Yesterday I briefly mentioned (in the “Rapid fire ID news” segment) a post by “niwrad” on Uncommon Descent about the apparent dissimilarities between the human and chimpanzee genomes. I was wary about commenting on it, since I have little statistical training and didn’t want to make a fool of myself more than I usually do, but a post by Joe Fenselstein over on The Panda’s Thumb about the analysis “niwrad” conducted has given me the confidence (read: basic understanding) to address its very fundamental flaw.
There’s no point going into detail about the various different types of statistical tests you can perform on genomes to determine sequence similarity – I don’t know enough about them and a majority of you probably don’t want to read about advanced statistics. But the problem with what “niwrad” did is very straightforward and can illustrated simply with an example.
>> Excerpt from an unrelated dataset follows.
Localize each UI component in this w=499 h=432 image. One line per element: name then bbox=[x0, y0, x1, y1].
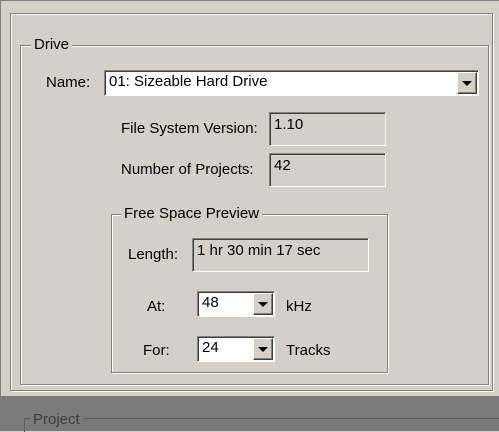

In the well-known paper Initial sequence of the chimpanzee genome and comparison with the human genome, by The Chimpanzee Sequencing and Analysis Consortium (Vol. 437/1 September 2005/doi:10.1038/nature04072), the researchers found that
Single-nucleotide substitutions occur at a mean rate of 1.23% between copies of the human and chimpanzee genome
meaning that for the parts of the chimpanzee and human genomes that are directly comparable, the differences between them are, on average, 1.23% (adding in insertions and deletions raises the differences to about 4%). The chimpanzee genome and the human genome are approximately 99% identical for large-scale conserved sequences.
The analysis performed by “niwrad”, however, finds something different:
On average the overall 30BPM similarity, when all chromosomes are taken into consideration, is approximately 62%.
Whaaaat? 62% similarity? 38% difference? How can this be? Something must be wrong here.
Indeed, something is wrong, and it’s all to do with the “30BPM” technique that “niwrad” uses. Instead of randomly picking single nucleotides from one genome and seeing how often they don’t match the nucleotide in the same position on the other genome, “niwrad” used 1000 30-nucleotide-long sequences to compare between both genomes. Why is this a problem?
Consider two sequences of 100 playing cards each, Deck A and Deck B. They are almost identical, except that B has 10 single card differences from what is found on A. Now, if you did a test and chose a number of single cards to compare between the two decks, on average you would find the difference between A and B to be 10%, the true difference (A and B share 90 cards out of 100), because 10% of the single card samples would not match their cousin sample on the other deck.
However, if you increased the size of the samples used from single cards to 10 cards, then the reported difference between the decks A and B would increase to higher than 10%. This is because you’re now measuring whether or not larger sequences match, and if a single mismatched cards happens to be in that sequence then it is deemed different even though only one of the cards was different – the other 9 cards were identical between the decks.
This effect becomes even more pronounced as the sample sequences increase in size – in fact, if you chose a sample sequence length of 100 cards then the test would conclude that the decks A and B are 100% different! Using sample lengths larger than one clearly produces artificially high results on the differences between two sequences.
This was the problem with “niwrad”‘s analysis. Instead of single nucleotide sample sequences, 30-nucleotide-long sequences were used, which produced a higher calculated difference between the human and chimpanzee genomes than the real difference – 38% as opposed to the real value of 1.23%.
Intelligent design proponents and creationists can’t get enough of attempts to discredit the idea of common descent, even thought none of them have ever been successful. While I don’t know if “niwrad” botched the test on purpose, it’s still shoddy statistics backing up the rejection of a well-established fact in mammalian genomics.